I am familiar with the Livelink knowledge management system from OpenText having implemented it a few years back. They already generate feeds of both news (in the conventional sense of bulletins) and also "what's changed" reports. Both of these could be easily exported from the system in RSS format making it easy for project users with an aggregator to keep up with current events in their project.
As someone on the K-Logs mailing list pointed out it would be quite easy to make blogging part of your "project journal" posting items aggregated from project applications and sources and appending your own ideas, notes and comments (to be aggregated and read by others).
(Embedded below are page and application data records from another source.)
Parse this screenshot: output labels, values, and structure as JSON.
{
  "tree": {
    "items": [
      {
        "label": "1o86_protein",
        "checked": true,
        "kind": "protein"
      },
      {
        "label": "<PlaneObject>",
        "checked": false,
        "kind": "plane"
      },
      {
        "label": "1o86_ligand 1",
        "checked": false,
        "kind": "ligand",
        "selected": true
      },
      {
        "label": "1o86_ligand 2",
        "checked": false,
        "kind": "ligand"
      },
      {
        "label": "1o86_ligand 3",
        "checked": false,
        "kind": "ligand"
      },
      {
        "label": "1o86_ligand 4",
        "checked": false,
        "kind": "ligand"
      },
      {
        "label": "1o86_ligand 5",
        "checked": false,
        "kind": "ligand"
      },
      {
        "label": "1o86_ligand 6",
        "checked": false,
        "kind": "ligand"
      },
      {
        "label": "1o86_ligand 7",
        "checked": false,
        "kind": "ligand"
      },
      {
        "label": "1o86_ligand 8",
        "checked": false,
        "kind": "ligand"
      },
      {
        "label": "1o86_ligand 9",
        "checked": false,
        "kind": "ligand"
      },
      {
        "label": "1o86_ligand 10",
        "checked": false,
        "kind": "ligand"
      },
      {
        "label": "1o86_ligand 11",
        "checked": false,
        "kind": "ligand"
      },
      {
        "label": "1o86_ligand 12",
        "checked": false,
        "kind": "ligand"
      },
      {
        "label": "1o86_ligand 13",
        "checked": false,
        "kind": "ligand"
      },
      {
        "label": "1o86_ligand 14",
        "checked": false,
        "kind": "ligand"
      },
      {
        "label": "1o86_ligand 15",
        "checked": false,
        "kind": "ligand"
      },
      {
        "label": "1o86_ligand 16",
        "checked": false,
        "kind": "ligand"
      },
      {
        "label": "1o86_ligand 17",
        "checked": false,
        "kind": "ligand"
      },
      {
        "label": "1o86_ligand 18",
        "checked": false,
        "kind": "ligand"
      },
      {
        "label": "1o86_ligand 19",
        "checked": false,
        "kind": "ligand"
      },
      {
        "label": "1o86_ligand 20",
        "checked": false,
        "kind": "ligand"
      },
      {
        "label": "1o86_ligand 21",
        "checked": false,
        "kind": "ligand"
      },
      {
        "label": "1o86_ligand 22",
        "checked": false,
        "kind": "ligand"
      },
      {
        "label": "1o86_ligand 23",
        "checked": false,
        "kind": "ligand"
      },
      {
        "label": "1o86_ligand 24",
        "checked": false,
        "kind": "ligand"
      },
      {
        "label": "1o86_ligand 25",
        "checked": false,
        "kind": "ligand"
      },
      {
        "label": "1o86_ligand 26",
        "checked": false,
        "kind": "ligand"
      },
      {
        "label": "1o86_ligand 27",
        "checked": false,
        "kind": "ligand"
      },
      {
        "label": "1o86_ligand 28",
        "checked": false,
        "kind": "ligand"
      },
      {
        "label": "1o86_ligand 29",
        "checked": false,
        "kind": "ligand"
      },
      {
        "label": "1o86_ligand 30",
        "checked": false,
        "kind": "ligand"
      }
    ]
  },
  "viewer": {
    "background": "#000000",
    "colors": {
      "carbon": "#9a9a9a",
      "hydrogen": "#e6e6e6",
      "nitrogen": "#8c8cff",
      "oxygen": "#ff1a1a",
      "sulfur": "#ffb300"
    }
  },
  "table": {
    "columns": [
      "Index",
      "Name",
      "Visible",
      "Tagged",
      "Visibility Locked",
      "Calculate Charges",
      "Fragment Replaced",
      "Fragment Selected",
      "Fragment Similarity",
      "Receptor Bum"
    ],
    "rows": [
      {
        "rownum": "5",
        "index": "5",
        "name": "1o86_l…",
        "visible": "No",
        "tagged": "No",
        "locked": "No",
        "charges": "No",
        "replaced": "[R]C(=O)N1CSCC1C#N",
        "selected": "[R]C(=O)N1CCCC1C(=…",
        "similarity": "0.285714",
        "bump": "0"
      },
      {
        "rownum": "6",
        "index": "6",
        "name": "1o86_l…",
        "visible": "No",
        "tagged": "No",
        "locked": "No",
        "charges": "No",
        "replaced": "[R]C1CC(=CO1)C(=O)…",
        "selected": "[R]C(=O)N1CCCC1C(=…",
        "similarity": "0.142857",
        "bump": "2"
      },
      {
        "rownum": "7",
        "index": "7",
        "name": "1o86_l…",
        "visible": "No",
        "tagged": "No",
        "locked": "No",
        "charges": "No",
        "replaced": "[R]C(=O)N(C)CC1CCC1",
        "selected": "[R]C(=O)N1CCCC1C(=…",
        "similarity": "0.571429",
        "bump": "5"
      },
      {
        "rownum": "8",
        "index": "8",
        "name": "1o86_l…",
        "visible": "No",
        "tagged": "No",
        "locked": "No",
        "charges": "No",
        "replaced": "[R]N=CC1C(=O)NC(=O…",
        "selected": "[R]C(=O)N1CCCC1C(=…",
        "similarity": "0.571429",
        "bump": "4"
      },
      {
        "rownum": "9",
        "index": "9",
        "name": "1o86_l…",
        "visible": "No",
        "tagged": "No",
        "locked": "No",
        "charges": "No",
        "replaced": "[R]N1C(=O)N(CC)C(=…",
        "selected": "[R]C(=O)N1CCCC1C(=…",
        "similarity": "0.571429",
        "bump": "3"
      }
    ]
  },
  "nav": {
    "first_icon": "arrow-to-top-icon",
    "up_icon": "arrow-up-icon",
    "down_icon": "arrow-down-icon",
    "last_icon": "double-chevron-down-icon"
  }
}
Additionally if a tool such as Livelink was capable of reading and indexing an RSS feed it could then close the loop and bring these "project journals" back into the system for archiving and searching by the wider audience.
Just a bit of speculation....
Lots of good info on the K-Log group. [John Robb's Radio Weblog]
» I've just subscribed to this. Looks like a very interesting group. They bring a different perspective to the idea of community that is probably more in line with the "Communities of Practice" philosophy. Looking at weblogging as a tool for enabling projects and other focused groups.